One thing I learned is not to be afraid to run and help. It is scary, but I know now that I’m capable of keeping it together and being there for someone. I didn’t know that about myself before.

Another thing I learned from that day, I already knew, but I didn’t take to heart in a way that made a change. There is the platitude that “life is short.” I knew that, but I didn’t really KNOW that. Now it is right there pressing on my heart and guiding me every moment.

My heart says, “Do it.”

“Don’t be afraid.”

“Don’t hold back.”

“Because life is short!”

What I learned is that my life could be over any second, in the blink of an eye (as they say), and I want to live more. I want to do more. I want to love more, and I don’t want my kids, my husband, my mom, or any of my family and friends to doubt that I loved them or loved my life.

I used to say “no” to things. My husband would ask if I wanted to take a day trip out to the beach.

“No, I don’t want to always be on the go,” I’d say.

But now I wonder why I didn’t do that. Why the hell not! I might never get a chance to go to the beach ever again because my life could be over any second.  One of the first things I did when I got back home from Arizona was take a spur of the moment trip with my husband. It felt good.

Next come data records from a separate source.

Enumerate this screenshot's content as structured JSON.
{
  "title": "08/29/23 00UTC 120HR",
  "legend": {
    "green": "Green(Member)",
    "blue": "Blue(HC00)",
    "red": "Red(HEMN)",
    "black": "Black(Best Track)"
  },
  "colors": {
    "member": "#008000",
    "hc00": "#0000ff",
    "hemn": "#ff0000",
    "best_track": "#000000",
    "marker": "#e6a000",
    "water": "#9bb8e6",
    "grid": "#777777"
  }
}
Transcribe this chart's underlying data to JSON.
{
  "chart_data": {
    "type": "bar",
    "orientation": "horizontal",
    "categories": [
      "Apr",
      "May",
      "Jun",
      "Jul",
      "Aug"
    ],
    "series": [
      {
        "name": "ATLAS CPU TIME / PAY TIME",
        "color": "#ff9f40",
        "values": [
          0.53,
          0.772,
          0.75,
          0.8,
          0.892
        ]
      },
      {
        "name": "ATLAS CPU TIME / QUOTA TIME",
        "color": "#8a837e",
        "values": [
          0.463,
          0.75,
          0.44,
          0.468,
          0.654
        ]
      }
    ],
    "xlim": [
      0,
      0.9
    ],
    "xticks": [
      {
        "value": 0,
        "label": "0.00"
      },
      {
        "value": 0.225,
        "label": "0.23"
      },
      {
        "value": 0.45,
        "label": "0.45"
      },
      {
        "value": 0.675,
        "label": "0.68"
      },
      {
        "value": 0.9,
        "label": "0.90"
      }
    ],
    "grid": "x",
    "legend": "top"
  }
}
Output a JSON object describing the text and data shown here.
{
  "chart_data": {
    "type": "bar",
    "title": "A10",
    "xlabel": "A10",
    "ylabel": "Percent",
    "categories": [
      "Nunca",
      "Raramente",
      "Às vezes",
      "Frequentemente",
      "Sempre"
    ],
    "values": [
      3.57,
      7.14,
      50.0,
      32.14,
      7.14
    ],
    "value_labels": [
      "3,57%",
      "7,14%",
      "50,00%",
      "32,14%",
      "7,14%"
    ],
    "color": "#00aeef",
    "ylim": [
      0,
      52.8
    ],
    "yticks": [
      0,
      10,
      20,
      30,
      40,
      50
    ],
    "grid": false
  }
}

This young woman got on her moped and headed out. She might have been going to work or school or even to the store to get some milk. I’m sure she didn’t head out that day thinking she was never coming home. She didn’t know.

None of us know.

Fundamentally, I knew my life was short. But I shoved that off thinking it REALLY wasn’t that important. But it is that important.  This young woman taught me to live every single day like it is my very last day.

Because it just might be.

PS – The photo of the tattoo in this post is mine. I got this tattoo one week after the accident in Arizona. Every day I am reminded that life is happening, now, and I need to get out there and live it. Because it truly is “never or now.”